Réforme des retraites : en votant symboliquement pour son abrogation, l'Assemblée nationale risque de durcir les positions en fin de "conclave"

Certes ce vote du jeudi 5 juin, à l'Assemblée nationale, est un peu particulier, car il s'est organisé à l'occasion d'une niche parlementaire portée par la gauche pour abroger la réforme des retraites de 2023, qui porte l'âge de départ à la retraite à 64 ans.
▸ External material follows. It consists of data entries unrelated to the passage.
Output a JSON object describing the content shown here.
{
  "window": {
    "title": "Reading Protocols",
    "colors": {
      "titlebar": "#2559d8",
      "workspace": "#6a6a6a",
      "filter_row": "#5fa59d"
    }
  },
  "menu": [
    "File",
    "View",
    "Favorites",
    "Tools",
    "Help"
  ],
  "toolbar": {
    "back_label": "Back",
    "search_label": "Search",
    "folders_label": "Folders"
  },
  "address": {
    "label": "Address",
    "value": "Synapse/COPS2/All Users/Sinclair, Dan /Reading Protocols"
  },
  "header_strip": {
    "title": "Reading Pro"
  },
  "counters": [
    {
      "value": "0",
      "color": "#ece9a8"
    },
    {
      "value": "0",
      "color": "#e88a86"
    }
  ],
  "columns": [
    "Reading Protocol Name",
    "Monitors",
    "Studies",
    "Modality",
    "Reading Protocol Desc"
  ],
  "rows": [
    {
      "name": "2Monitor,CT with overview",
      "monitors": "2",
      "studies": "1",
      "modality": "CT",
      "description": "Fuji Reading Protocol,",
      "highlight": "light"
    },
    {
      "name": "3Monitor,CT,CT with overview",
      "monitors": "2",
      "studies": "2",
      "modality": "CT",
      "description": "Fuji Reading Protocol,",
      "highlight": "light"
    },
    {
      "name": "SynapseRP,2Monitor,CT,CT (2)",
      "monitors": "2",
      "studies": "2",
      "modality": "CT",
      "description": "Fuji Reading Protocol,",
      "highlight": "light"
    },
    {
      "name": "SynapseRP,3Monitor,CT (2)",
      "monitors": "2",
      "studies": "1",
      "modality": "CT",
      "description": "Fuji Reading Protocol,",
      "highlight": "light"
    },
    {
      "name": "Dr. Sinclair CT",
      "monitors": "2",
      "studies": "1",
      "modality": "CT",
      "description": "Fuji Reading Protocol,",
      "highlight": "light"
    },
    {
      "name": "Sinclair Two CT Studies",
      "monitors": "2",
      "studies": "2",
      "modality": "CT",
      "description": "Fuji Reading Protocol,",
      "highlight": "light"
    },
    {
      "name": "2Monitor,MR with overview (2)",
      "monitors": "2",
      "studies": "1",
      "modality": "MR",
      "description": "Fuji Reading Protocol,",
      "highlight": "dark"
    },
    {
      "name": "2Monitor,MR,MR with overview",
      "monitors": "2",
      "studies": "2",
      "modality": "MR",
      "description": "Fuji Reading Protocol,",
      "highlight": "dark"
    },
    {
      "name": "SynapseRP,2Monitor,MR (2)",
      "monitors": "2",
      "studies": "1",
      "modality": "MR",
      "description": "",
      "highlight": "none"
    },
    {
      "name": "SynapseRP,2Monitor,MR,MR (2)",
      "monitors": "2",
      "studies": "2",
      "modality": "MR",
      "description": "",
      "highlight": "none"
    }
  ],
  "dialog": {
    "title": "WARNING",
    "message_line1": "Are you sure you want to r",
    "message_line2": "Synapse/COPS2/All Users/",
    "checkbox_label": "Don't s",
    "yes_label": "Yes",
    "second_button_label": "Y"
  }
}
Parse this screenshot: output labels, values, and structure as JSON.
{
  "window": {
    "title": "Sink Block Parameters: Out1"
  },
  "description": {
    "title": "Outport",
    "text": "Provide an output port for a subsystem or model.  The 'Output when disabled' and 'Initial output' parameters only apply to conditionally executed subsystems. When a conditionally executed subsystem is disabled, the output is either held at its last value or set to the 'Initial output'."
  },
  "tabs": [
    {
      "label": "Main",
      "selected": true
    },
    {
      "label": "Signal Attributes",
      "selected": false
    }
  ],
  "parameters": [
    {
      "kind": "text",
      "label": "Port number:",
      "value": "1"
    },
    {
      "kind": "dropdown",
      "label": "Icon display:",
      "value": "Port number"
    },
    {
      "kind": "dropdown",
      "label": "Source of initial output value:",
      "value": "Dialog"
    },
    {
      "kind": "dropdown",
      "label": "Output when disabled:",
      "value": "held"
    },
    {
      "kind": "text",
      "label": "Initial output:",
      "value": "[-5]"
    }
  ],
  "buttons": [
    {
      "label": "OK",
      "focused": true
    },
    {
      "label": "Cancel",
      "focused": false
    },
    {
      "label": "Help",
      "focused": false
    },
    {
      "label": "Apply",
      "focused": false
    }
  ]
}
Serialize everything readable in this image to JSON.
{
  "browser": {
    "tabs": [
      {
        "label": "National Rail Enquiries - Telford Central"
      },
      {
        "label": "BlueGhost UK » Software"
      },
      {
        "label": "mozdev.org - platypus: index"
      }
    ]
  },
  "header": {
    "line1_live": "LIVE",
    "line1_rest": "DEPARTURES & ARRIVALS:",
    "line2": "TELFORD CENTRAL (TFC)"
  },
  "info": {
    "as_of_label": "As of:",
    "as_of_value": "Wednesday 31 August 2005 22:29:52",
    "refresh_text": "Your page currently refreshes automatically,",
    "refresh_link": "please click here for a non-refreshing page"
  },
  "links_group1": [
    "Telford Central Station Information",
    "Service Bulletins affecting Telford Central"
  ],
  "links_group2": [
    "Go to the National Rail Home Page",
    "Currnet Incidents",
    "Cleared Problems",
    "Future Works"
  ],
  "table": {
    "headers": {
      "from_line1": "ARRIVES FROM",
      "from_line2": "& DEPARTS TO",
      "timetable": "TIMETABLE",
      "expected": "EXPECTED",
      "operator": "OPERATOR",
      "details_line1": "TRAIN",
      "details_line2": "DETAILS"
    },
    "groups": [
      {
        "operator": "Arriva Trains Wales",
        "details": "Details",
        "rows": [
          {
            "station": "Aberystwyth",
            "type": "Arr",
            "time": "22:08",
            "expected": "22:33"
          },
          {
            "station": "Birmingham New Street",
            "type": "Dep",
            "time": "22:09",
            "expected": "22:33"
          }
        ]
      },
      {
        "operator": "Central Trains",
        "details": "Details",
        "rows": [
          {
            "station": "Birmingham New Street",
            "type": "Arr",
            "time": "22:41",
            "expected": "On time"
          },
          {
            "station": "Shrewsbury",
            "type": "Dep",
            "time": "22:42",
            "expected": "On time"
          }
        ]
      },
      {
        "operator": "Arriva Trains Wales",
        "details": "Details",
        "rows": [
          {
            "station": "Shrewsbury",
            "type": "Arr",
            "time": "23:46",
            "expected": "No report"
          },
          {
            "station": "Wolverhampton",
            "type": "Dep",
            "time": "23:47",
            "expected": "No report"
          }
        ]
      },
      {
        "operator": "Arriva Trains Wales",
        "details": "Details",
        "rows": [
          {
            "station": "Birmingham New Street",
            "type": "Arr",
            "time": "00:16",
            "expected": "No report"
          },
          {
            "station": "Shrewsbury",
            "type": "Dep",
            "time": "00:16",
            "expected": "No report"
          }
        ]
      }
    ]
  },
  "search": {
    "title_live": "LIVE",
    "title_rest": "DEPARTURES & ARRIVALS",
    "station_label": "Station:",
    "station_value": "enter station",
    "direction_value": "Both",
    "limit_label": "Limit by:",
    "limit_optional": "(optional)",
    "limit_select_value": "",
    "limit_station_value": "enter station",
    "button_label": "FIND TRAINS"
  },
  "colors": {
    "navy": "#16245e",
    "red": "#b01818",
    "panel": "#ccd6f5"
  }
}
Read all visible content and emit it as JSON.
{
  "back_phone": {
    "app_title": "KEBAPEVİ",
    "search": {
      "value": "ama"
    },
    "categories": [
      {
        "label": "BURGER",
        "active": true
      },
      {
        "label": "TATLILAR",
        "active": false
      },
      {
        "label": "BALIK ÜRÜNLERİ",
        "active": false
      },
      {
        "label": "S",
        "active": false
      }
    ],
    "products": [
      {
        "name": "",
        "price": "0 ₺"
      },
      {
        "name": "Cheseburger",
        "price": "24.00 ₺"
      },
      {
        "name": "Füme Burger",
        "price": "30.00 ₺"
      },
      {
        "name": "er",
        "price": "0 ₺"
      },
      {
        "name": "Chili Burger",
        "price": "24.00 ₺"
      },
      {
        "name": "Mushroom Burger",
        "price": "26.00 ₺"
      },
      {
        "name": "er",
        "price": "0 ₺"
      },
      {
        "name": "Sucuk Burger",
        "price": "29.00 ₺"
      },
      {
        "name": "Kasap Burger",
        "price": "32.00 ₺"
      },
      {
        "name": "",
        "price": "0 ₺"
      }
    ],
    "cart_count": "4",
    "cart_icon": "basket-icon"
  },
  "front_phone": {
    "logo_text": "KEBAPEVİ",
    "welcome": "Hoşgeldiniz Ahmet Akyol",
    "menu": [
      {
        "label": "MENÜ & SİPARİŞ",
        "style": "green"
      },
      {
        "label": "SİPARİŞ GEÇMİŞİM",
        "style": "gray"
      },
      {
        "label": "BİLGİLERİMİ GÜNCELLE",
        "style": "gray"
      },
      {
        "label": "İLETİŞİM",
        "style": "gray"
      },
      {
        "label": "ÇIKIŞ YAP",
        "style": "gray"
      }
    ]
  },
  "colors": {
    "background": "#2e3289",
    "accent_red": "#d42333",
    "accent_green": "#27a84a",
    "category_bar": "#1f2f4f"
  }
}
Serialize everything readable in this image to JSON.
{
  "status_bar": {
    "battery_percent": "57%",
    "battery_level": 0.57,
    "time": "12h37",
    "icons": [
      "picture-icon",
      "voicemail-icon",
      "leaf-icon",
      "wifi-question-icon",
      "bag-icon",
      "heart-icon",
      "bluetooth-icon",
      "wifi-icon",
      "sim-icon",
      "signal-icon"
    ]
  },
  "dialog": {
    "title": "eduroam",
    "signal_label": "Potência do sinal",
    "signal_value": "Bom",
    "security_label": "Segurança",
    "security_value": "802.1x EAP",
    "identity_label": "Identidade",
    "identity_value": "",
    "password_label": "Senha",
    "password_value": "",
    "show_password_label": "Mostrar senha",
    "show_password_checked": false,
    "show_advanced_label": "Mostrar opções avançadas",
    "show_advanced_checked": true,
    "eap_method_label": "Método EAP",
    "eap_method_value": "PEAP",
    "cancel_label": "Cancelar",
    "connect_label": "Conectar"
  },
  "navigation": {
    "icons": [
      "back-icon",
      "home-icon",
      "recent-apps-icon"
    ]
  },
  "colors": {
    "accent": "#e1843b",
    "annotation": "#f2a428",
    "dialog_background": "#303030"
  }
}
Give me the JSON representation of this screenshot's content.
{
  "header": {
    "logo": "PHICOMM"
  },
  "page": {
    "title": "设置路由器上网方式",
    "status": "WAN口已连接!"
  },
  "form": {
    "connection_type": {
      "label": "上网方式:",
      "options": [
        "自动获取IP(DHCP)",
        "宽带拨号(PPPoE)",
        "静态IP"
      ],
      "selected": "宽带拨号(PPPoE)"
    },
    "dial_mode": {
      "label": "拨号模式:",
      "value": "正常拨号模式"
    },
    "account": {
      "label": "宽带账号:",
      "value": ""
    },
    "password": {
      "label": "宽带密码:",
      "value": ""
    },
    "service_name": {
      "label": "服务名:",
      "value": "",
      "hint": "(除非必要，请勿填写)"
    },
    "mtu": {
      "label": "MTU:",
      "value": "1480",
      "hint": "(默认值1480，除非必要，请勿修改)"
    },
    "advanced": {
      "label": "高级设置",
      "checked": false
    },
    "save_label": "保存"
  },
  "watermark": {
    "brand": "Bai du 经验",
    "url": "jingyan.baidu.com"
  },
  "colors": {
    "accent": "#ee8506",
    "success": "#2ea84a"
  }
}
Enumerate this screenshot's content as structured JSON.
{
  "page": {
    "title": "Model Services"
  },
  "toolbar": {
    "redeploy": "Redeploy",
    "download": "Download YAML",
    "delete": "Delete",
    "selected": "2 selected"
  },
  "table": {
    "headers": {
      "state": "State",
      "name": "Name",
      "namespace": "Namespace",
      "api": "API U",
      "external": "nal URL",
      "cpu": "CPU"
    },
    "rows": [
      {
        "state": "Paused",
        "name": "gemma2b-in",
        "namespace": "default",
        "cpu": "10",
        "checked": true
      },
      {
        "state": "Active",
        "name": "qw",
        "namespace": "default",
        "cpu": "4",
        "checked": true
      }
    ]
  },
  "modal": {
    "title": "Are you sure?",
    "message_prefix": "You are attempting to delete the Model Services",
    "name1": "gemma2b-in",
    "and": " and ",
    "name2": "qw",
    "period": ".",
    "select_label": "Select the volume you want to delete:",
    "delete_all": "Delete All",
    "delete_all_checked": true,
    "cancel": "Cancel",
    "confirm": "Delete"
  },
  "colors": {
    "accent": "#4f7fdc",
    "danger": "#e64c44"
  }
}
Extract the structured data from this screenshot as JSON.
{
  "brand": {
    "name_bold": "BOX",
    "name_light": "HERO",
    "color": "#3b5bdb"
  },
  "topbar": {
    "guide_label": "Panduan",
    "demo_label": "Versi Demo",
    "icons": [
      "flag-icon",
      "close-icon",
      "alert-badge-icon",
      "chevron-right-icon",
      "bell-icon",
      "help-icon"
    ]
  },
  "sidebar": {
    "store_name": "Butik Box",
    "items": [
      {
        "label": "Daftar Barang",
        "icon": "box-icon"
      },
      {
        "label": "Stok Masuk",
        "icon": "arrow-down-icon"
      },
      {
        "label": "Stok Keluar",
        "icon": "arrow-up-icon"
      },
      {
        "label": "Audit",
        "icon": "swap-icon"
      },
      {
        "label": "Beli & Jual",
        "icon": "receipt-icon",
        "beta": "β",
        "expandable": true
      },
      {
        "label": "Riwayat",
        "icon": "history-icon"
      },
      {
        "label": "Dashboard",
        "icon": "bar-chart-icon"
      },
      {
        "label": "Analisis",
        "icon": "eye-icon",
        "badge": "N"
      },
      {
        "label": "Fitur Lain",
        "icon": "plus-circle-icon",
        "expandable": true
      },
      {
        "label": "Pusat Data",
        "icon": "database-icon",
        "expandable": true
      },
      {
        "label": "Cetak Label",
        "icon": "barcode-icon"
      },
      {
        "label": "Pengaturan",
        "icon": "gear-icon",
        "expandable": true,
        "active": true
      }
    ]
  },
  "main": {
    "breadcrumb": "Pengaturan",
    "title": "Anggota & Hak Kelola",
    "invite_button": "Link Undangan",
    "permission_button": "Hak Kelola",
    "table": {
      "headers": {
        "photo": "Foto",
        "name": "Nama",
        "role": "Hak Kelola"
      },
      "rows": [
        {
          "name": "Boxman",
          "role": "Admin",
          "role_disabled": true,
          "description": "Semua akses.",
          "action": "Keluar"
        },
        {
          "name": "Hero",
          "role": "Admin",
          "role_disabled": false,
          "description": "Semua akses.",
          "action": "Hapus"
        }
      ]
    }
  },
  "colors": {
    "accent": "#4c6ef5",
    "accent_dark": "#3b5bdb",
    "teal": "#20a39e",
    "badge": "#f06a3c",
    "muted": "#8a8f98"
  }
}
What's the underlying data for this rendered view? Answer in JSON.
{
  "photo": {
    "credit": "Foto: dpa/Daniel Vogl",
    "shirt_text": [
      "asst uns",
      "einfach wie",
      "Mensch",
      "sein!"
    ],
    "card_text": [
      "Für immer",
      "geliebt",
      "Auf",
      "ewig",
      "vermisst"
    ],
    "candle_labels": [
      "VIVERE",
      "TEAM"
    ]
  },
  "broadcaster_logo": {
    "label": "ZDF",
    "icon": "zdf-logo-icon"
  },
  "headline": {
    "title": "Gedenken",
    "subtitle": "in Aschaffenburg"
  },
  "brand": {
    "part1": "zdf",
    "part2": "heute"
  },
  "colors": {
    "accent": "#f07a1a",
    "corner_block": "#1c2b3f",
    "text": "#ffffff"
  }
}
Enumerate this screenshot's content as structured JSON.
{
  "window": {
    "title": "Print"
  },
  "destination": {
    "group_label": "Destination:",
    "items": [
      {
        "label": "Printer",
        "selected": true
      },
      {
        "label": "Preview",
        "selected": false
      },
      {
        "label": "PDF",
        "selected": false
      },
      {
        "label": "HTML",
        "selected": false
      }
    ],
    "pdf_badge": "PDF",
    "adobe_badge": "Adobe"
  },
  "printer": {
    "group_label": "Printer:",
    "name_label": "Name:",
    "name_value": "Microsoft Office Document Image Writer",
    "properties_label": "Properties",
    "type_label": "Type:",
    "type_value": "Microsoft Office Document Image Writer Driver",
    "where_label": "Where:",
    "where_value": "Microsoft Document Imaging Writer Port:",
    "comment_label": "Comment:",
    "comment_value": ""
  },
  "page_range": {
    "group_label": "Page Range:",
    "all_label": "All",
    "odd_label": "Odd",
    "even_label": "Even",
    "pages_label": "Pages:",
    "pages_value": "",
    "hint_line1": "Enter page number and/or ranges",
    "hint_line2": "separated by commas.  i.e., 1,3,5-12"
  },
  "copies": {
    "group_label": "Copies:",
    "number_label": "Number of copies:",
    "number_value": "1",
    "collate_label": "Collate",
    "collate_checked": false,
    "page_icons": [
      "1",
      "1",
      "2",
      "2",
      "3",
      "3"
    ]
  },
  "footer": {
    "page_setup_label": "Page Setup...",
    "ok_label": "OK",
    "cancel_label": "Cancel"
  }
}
Mais la proposition a été validée très largement, par 198 députés contre 35 voixMême si cette résolution n'a aucune valeur contraignante, c'est la première fois que l'Assemblée nationale a pu s'exprimer par le vote sur la réforme des retraites - qui a été adoptée par 49.3.

Ce scrutin donne un signal : il renseigne sur la position des députés à propos de cette réforme et peut influencer le fameux "conclave" des partenaires sociaux, alors que cette négociation entre dans sa dernière ligne droite. Le gouvernement a laissé jusqu'au 17 juin aux syndicats et patronat pour tenter de trouver un compromis. Il leur reste donc une petite semaine à peine, avec trois séances prévues pour tenter de se mettre d'accord sur des aménagements à la réforme.

Un vote qui peut influencer dans un sens comme dans l'autre

Mais face à la pression des députés, le patronat va être tenté de durcir ses positions. François Bayrou a laissé entendre que s'il y avait accord des partenaires sociaux, il serait validé par le Parlement. Étant donné les résultats du vote, l'Assemblée nationale cherchera à apporter des amendements pour revenir sur l'âge légal de départ.

Or, c'est la grande peur du Medef depuis le début : que le conclave revienne justement sur l'âge de départ. Il ne voudra pas prendre le risque que les députés cherchent par tous les moyens à revenir sur les 64 ans. En face, au contraire, les syndicats qui sont restés dans le conclave - la CFDT, CFTC et CFE-CGC - veulent obtenir ce qu'ils appellent "un bougé" sur l'âge de départ. Ce vote fait donc office d'encouragement. Il peut donc limiter les chances d'un accord en amenant patronat et syndicats à camper sur leurs positions.

Coup de pression sur le gouvernement

Ce vote pressurise aussi un gouvernement qui cherche toujours 40 milliards d'euros d'économies supplémentaires pour 2026, dans un contexte budgétaire tendu, entre une croissance attendue faible et un chômage plutôt orienté à la hausse.

Ce scrutin ne va donc pas l'aider dans sa tentative de redresser les comptes du régime. On rappelle que, même en restant sur un âge de départ à 64 ans, la Cour des comptes estime qu'il manquera autour de 15 milliards d'euros d'ici 10 ans. Ce sera bien plus si on revient à 62 ans. On attend d'ailleurs, ces prochains jours, le nouveau rapport annuel du conseil d'orientation des retraites, qui devrait, sans surprise, confirmer ces besoins de financement.